- Kultur
Camouflage
Die Parallelen von Julia Webers Text zum regelrechten Lebensideal, das Henry David Thoreau vor einhundertsiebzig Jahren in «Walden» beschrieben hatte, ist von der Grundstimmung her augenfällig. «Zum Beispiel Wölfe» beschreibt zwei Personen, die sich auf der Suche nach dem echten Leben in die Wildnis zurückziehen. Der Ankündigung nach befinden sie sich – Mona Petri und Nils Torpus – bereits weit in ihrer zweiten Lebenshälfte und suchen angesichts der aktuellen weltlichen Herausforderungen nach einer philosophisch grundierten Alternative für ein Zusammenleben zwischen Mensch und Tier und Mensch und Natur. Mit dem übergeordneten Interesse am Erreichen eines Zustandes des wahren Seins.
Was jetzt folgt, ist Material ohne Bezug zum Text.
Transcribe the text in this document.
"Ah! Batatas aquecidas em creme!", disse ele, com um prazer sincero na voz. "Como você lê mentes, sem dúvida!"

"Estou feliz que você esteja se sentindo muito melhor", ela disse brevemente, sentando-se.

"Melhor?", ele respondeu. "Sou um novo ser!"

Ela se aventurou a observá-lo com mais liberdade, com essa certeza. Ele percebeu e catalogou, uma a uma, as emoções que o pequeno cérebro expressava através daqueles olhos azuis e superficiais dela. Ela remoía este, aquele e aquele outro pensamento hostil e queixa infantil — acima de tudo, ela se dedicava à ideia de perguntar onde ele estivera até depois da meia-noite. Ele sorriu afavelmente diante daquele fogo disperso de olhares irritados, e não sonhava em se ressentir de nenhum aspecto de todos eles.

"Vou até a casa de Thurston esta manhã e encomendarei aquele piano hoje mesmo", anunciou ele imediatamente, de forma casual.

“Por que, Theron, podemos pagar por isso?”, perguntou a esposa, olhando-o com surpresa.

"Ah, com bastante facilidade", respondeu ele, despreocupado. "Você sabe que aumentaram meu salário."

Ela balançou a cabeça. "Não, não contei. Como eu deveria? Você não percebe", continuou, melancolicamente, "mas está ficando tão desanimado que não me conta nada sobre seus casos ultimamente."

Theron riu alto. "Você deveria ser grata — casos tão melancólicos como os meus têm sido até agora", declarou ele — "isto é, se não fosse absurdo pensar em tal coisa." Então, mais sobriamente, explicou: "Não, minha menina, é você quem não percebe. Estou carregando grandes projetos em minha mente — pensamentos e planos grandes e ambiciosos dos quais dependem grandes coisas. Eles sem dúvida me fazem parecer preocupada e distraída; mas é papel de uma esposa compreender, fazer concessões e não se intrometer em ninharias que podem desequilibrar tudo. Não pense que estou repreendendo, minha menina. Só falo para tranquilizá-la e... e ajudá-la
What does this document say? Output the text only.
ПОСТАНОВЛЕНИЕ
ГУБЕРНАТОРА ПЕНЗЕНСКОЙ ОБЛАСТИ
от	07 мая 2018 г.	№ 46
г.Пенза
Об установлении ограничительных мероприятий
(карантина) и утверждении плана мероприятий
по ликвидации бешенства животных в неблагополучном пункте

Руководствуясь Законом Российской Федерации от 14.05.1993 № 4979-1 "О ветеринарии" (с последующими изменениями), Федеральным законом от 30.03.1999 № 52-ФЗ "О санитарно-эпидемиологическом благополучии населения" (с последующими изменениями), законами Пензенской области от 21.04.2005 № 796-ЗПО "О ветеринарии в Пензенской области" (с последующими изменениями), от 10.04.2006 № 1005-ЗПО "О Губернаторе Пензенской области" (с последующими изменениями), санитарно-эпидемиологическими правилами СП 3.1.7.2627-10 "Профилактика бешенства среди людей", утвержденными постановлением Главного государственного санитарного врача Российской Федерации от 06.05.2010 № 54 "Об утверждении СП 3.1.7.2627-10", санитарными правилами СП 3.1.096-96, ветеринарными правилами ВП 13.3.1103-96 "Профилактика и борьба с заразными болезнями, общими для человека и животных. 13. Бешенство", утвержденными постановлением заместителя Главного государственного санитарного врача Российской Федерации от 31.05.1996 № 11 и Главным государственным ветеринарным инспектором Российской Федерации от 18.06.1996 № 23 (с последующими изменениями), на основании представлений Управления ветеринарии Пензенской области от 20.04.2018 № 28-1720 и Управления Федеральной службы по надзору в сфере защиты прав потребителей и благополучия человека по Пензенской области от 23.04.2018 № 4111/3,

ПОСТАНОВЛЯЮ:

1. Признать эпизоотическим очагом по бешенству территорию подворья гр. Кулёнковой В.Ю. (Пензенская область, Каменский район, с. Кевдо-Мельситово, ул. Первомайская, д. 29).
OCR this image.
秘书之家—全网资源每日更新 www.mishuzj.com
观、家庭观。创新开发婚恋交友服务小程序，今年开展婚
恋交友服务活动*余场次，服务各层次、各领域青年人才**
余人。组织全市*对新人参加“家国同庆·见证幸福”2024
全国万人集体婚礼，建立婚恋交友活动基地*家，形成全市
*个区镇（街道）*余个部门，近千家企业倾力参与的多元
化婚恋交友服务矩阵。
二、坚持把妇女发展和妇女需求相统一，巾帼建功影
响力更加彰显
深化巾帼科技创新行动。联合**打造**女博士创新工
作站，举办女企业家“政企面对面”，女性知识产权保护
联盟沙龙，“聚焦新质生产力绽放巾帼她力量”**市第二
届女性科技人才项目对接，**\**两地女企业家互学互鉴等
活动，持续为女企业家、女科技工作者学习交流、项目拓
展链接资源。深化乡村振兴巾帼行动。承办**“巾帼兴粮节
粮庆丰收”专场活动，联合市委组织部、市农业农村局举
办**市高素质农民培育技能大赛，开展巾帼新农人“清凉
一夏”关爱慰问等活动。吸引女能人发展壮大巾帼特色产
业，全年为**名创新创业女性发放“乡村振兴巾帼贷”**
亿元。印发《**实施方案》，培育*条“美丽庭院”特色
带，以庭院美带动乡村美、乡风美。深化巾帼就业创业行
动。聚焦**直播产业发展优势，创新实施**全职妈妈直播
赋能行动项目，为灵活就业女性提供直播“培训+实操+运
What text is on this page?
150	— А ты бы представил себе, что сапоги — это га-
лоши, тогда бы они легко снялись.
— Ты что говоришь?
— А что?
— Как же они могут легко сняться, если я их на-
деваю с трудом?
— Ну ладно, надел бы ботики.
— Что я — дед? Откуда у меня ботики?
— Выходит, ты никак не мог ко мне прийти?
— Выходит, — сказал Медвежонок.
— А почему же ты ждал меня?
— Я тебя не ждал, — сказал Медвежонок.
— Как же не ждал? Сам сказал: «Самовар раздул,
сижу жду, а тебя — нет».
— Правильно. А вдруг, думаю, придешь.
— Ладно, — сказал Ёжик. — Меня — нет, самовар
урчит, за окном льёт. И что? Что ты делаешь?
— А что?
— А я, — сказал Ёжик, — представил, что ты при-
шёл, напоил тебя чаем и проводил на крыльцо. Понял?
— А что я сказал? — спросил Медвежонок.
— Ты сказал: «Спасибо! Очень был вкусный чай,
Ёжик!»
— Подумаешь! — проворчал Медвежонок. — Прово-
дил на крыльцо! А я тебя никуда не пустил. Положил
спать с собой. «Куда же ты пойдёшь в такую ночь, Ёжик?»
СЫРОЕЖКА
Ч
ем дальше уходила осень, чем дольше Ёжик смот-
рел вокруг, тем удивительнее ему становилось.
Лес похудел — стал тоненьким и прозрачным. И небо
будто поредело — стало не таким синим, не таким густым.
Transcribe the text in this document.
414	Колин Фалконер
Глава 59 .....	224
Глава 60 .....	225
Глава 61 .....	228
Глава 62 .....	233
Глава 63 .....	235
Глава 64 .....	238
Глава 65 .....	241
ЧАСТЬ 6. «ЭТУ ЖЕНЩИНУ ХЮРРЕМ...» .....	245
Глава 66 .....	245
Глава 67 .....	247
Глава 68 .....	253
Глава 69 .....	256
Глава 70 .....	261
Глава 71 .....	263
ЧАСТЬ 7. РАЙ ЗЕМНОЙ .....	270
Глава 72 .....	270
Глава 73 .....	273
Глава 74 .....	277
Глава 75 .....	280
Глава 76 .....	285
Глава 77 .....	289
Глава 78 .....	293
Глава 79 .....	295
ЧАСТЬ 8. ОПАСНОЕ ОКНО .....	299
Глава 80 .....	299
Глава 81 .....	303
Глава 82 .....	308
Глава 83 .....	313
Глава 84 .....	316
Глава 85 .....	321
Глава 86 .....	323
Trotz teils direkter Ansprache bleibt der didaktische Impetus mehrheitlich sanft stupsend, die filigrane Poesieherstellung kaum gefährdend. Er staunt freudig über die Fülle der Klänge, die erst in einer Stille überhaupt hörbar werden. Sie zeigt sich überrascht über die eigenständige Entwicklung ihres Zweitkindes, das sie vor zehn Jahren vergessen hatte, wieder mit nach Hause zu nehmen. Der Stücktext folgt weniger einem Handlungsnarrativ als er assoziativ den zahllosen (Über-)Lebensaspekten, die von einer solchen Neuverortung unterschiedlich betroffen wären, eine je zwischen Fantasterei und dem logischerweise Nächstgelegenen changierenden Auslauf bietet. Aus Fellen, Stecken, Steinen und aber auch Plastik erschaffen sie dem bayrischen Wolpertinger nicht unähnliche menschengrosse Fabelwesen, in die sie sich zuletzt zurückziehen und mittels digitaler Camouflage bis zur eigenen Unkenntlichkeit verschmelzen können. Sprachlich wird dieser Prozess begleitet von ungeheuer nach dem ursächlichen Sinn des Daseins suchenden Fragenkomplexen, die dadurch einladend wirken, als sie zumeist bereits von jedem zweifelnd, fragenden, denkenden Kopf bereits einmal gedacht worden sind. Also eine Brücke bilden.
«Zum Beispiel Wölfe», bis 19.3., Theater Winkelwiese, Zürich.